Pros and Cons REITs as an Investment
As you begin to think about this particular investment asset, though, you might begin by weighing some of the pros and cons.
A few potential advantages worth noting include:
- REITs do not pay corporate tax at the federal level, and they can declare capital gain dividends to pass through capital gains at the sale of a particular property.
- They are highly liquid, trading on established securities changes.
- In other words, buying and selling REITs is about as easy as buying and selling stocks.
- If you have never invested in real estate, this is simply a good way to diversify your portfolio.
- Most REITs are internally managed by seasoned real estate professionals.
There are also some potential drawbacks to note:
- To qualify as an REIT, there are a number of restrictions and requirements that must be satisfied, so REITs are not as flexible as typical corporations or partnerships.
- A REIT cannot pass losses through to its shareholders.
- Finally, many states impose taxes on REIT dividends.
Should I buy REITs?
A REIT is best suited for investors who are new to real estate or those who are looking for stable cash flows coming from properties that are highly diversified.
REITs are not 1031 exchange compliant. Most are non-traded which means that they do not have to publicly list their shares on an exchange.
This makes them fairly illiquid and owners will generally need to wait for the REIT to liquidate which is normally after a period of 5 years.
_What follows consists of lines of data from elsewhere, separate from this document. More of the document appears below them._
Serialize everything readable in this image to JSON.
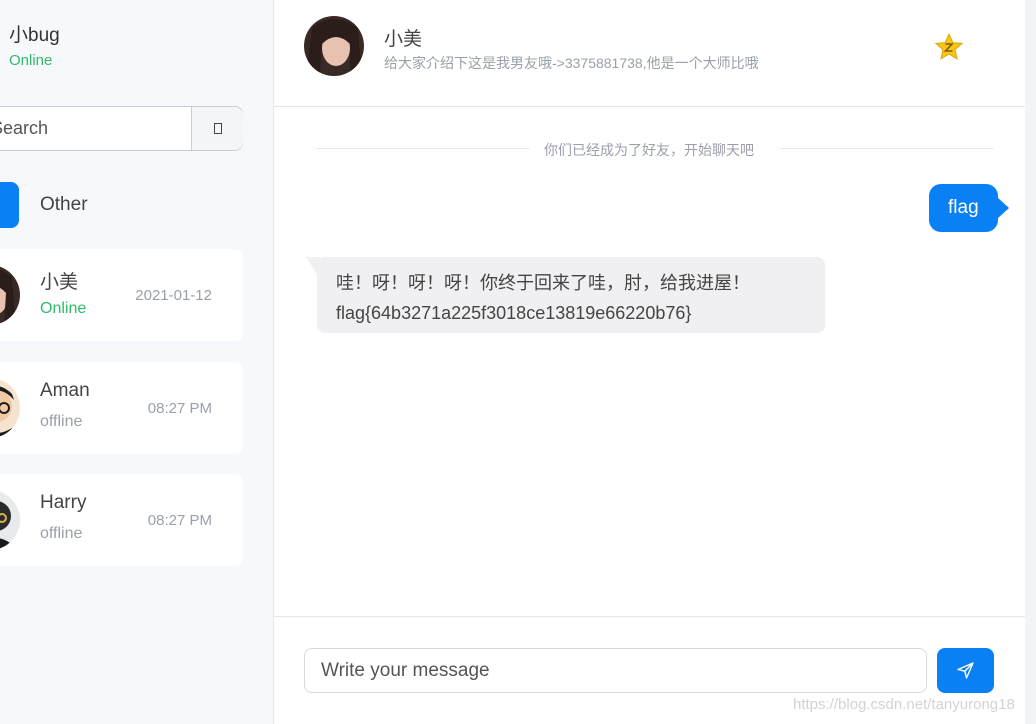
{
  "current_user": {
    "name": "小bug",
    "status": "Online"
  },
  "search": {
    "placeholder": "Search"
  },
  "tabs": {
    "active_label": "",
    "other_label": "Other"
  },
  "contacts": [
    {
      "name": "小美",
      "status": "Online",
      "time": "2021-01-12"
    },
    {
      "name": "Aman",
      "status": "offline",
      "time": "08:27 PM"
    },
    {
      "name": "Harry",
      "status": "offline",
      "time": "08:27 PM"
    }
  ],
  "chat": {
    "name": "小美",
    "subtitle": "给大家介绍下这是我男友哦->3375881738,他是一个大师比哦",
    "star_icon": "star-icon",
    "divider_text": "你们已经成为了好友，开始聊天吧",
    "messages": [
      {
        "direction": "outgoing",
        "text": "flag"
      },
      {
        "direction": "incoming",
        "line1": "哇！呀！呀！呀！你终于回来了哇，肘，给我进屋！",
        "line2": "flag{64b3271a225f3018ce13819e66220b76}"
      }
    ]
  },
  "composer": {
    "placeholder": "Write your message",
    "send_icon": "send-icon"
  },
  "watermark": "https://blog.csdn.net/tanyurong18",
  "colors": {
    "accent": "#0a80f5",
    "online": "#2dbb6a",
    "muted": "#9aa0aa",
    "star": "#f5c518"
  }
}
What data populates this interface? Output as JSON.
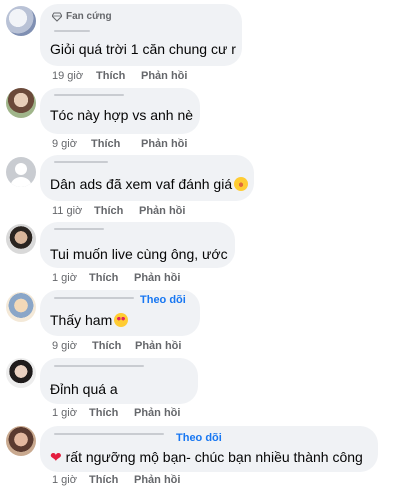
{
  "comments": [
    {
      "badge": "Fan cứng",
      "text": "Giỏi quá trời 1 căn chung cư r",
      "time": "19 giờ",
      "like": "Thích",
      "reply": "Phản hồi"
    },
    {
      "text": "Tóc này hợp vs anh nè",
      "time": "9 giờ",
      "like": "Thích",
      "reply": "Phản hồi"
    },
    {
      "text": "Dân ads đã xem vaf đánh giá",
      "emoji": "rolling-laughing-emoji",
      "time": "11 giờ",
      "like": "Thích",
      "reply": "Phản hồi"
    },
    {
      "text": "Tui muốn live cùng ông, ước",
      "time": "1 giờ",
      "like": "Thích",
      "reply": "Phản hồi"
    },
    {
      "follow": "Theo dõi",
      "text": "Thấy ham",
      "emoji": "heart-eyes-emoji",
      "time": "9 giờ",
      "like": "Thích",
      "reply": "Phản hồi"
    },
    {
      "text": "Đỉnh quá a",
      "time": "1 giờ",
      "like": "Thích",
      "reply": "Phản hồi"
    },
    {
      "follow": "Theo dõi",
      "emoji_prefix": "red-heart-emoji",
      "text": "rất ngưỡng mộ bạn- chúc bạn nhiều thành công",
      "time": "1 giờ",
      "like": "Thích",
      "reply": "Phản hồi"
    }
  ],
  "colors": {
    "bubble": "#f0f2f5",
    "meta": "#65676b",
    "link": "#1877f2"
  }
}
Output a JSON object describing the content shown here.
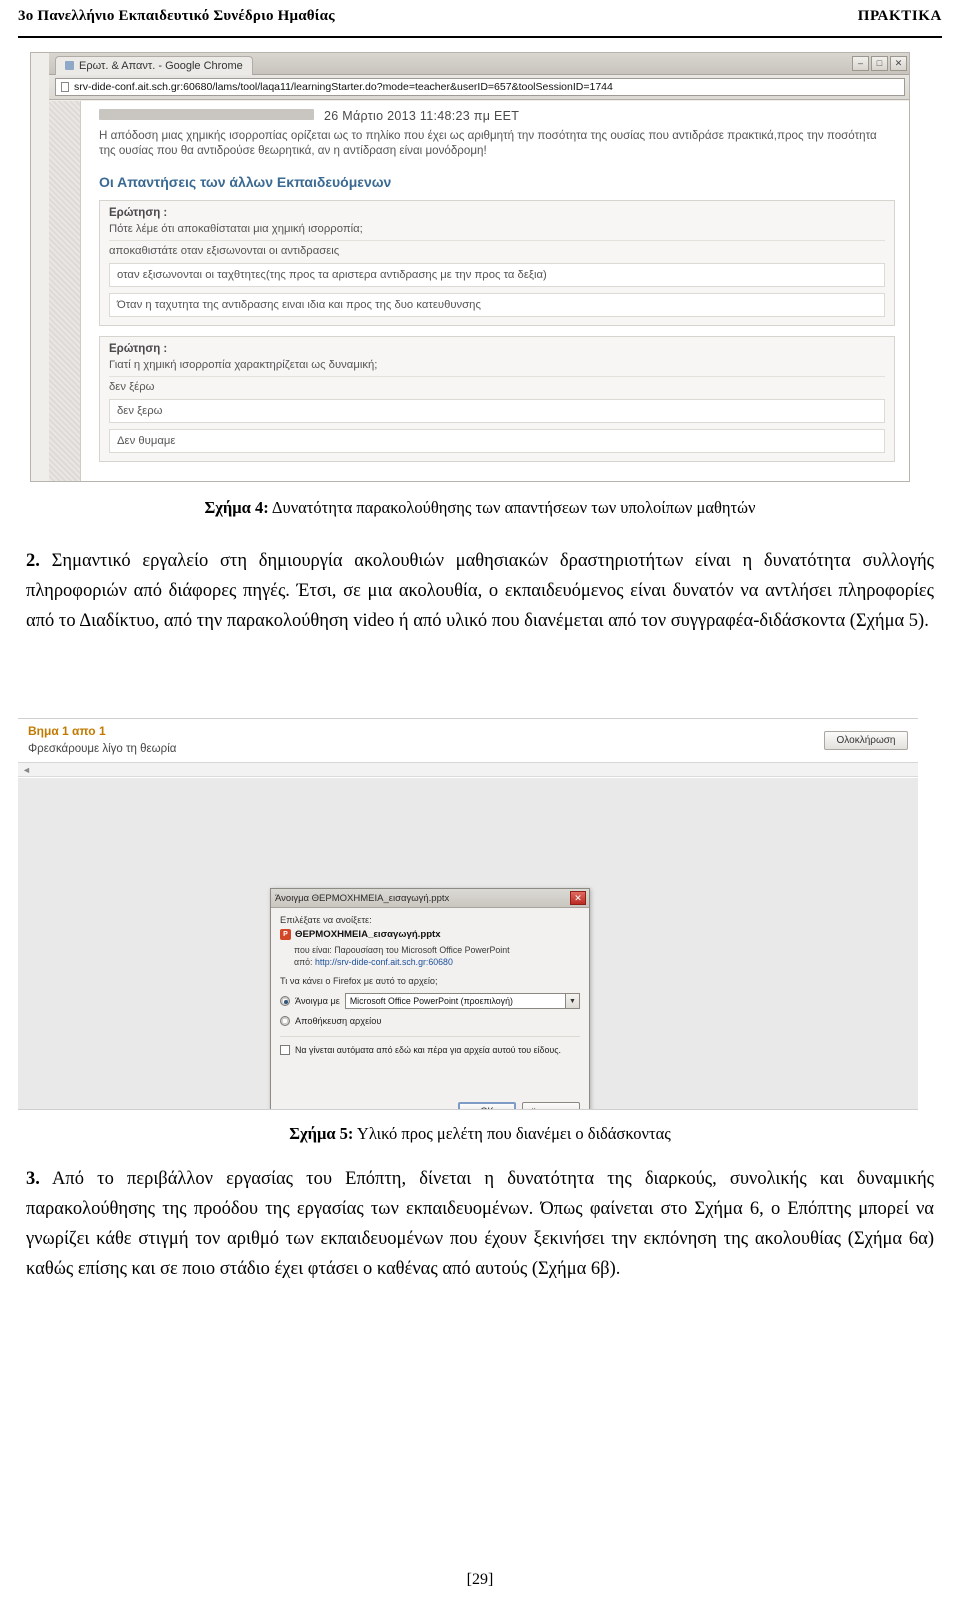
{
  "running_header": {
    "left": "3ο Πανελλήνιο Εκπαιδευτικό Συνέδριο Ημαθίας",
    "right": "ΠΡΑΚΤΙΚΑ"
  },
  "figure4": {
    "window_title": "Ερωτ. & Απαντ. - Google Chrome",
    "tab_label": "Ερωτ. & Απαντ. - Google Chrome",
    "win_buttons": [
      "–",
      "□",
      "✕"
    ],
    "url": "srv-dide-conf.ait.sch.gr:60680/lams/tool/laqa11/learningStarter.do?mode=teacher&userID=657&toolSessionID=1744",
    "timestamp": "26 Μάρτιο 2013 11:48:23 πμ EET",
    "intro_paragraph": "Η απόδοση μιας χημικής ισορροπίας ορίζεται ως το πηλίκο που έχει ως αριθμητή την ποσότητα της ουσίας που αντιδράσε πρακτικά,προς την ποσότητα της ουσίας που θα αντιδρούσε θεωρητικά, αν η αντίδραση είναι μονόδρομη!",
    "section_title": "Οι Απαντήσεις των άλλων Εκπαιδευόμενων",
    "question_blocks": [
      {
        "label": "Ερώτηση :",
        "question": "Πότε λέμε ότι αποκαθίσταται μια χημική ισορροπία;",
        "answers": [
          "αποκαθιστάτε οταν εξισωνονται οι αντιδρασεις",
          "οταν εξισωνονται οι ταχθτητες(της προς τα αριστερα αντιδρασης με την προς τα δεξια)",
          "Όταν η ταχυτητα της αντιδρασης ειναι ιδια και προς της δυο κατευθυνσης"
        ]
      },
      {
        "label": "Ερώτηση :",
        "question": "Γιατί η χημική ισορροπία χαρακτηρίζεται ως δυναμική;",
        "answers": [
          "δεν ξέρω",
          "δεν ξερω",
          "Δεν θυμαμε"
        ]
      }
    ],
    "caption": "Σχήμα 4: Δυνατότητα παρακολούθησης των απαντήσεων των υπολοίπων μαθητών",
    "caption_bold": "Σχήμα 4:",
    "caption_rest": " Δυνατότητα παρακολούθησης των απαντήσεων των υπολοίπων μαθητών"
  },
  "paragraph2": {
    "number": "2.",
    "text": " Σημαντικό εργαλείο στη δημιουργία ακολουθιών μαθησιακών δραστηριοτήτων είναι η δυνατότητα συλλογής πληροφοριών από διάφορες πηγές. Έτσι, σε μια ακολουθία, ο εκπαιδευόμενος είναι δυνατόν να αντλήσει πληροφορίες από το Διαδίκτυο, από την παρακολούθηση video ή από υλικό που διανέμεται από τον συγγραφέα-διδάσκοντα (Σχήμα 5)."
  },
  "figure5": {
    "step_label": "Βημα 1 απο 1",
    "subtitle": "Φρεσκάρουμε λίγο τη θεωρία",
    "finish_button": "Ολοκλήρωση",
    "scroll_hint": "◄",
    "dialog": {
      "title": "Άνοιγμα ΘΕΡΜΟΧΗΜΕΙΑ_εισαγωγή.pptx",
      "close_label": "✕",
      "prompt": "Επιλέξατε να ανοίξετε:",
      "file_icon": "P",
      "file_name": "ΘΕΡΜΟΧΗΜΕΙΑ_εισαγωγή.pptx",
      "meta_type_label": "που είναι:",
      "meta_type_value": "Παρουσίαση του Microsoft Office PowerPoint",
      "meta_from_label": "από:",
      "meta_from_value": "http://srv-dide-conf.ait.sch.gr:60680",
      "question": "Τι να κάνει ο Firefox με αυτό το αρχείο;",
      "option_open_label": "Άνοιγμα με",
      "option_open_app": "Microsoft Office PowerPoint (προεπιλογή)",
      "option_save_label": "Αποθήκευση αρχείου",
      "checkbox_label": "Να γίνεται αυτόματα από εδώ και πέρα για αρχεία αυτού του είδους.",
      "ok_button": "OK",
      "cancel_button": "Άκυρωση"
    },
    "caption_bold": "Σχήμα 5:",
    "caption_rest": " Υλικό προς μελέτη που διανέμει ο διδάσκοντας"
  },
  "paragraph3": {
    "number": "3.",
    "text": " Από το περιβάλλον εργασίας του Επόπτη, δίνεται η δυνατότητα της διαρκούς, συνολικής και δυναμικής παρακολούθησης της προόδου της εργασίας των εκπαιδευομένων. Όπως φαίνεται στο Σχήμα 6, ο Επόπτης μπορεί να γνωρίζει κάθε στιγμή τον αριθμό των εκπαιδευομένων που έχουν ξεκινήσει την εκπόνηση της ακολουθίας (Σχήμα 6α) καθώς επίσης και σε ποιο στάδιο έχει φτάσει ο καθένας από αυτούς (Σχήμα 6β)."
  },
  "page_number": "[29]"
}
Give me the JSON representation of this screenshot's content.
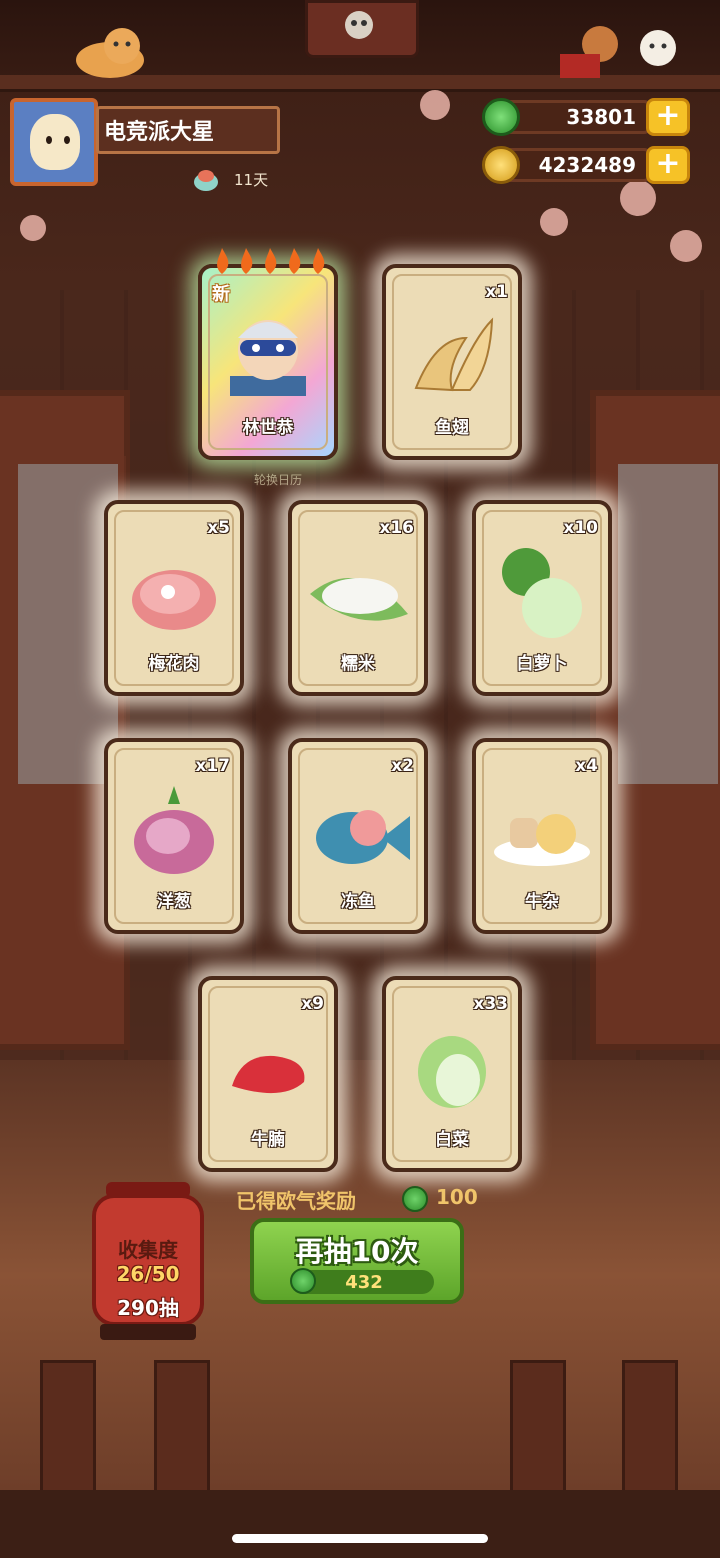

If an investor needs liquidity a REIT is not a viable investment as there are generally no ways to liquidate the shares until the underlying real estate is liquidated.
REITs are a fantastic way for people to add large-scale real estate properties to their portfolio, the same way they would put their money in other industries through stock purchases.
When a stock performs well during a given quarter, the shareholder profits through an increased stock price and/or dividends. The same happens with REITs. IF their investments perform well in a given year, their shareholders benefit.
Which REIT sector should i invest
Some REIT sectors fare better than others when interest rates rise.
The obvious choice is to steer away from mortgage REITs as rates rise, but how do you choose which equity REITs to pursue? Here, too, the answer lies with the sector the REIT is in.
Some argue interest rate increases are a good thing for office and residential REITs because of the correlation with economic growth and increased demand. But investors need to make sure returns are on track with the forecast.
As with any other type of investment, investing in REITs comes with risks. Weigh the pros and cons of each before you invest. And, do your homework on the type of REIT company you invest with.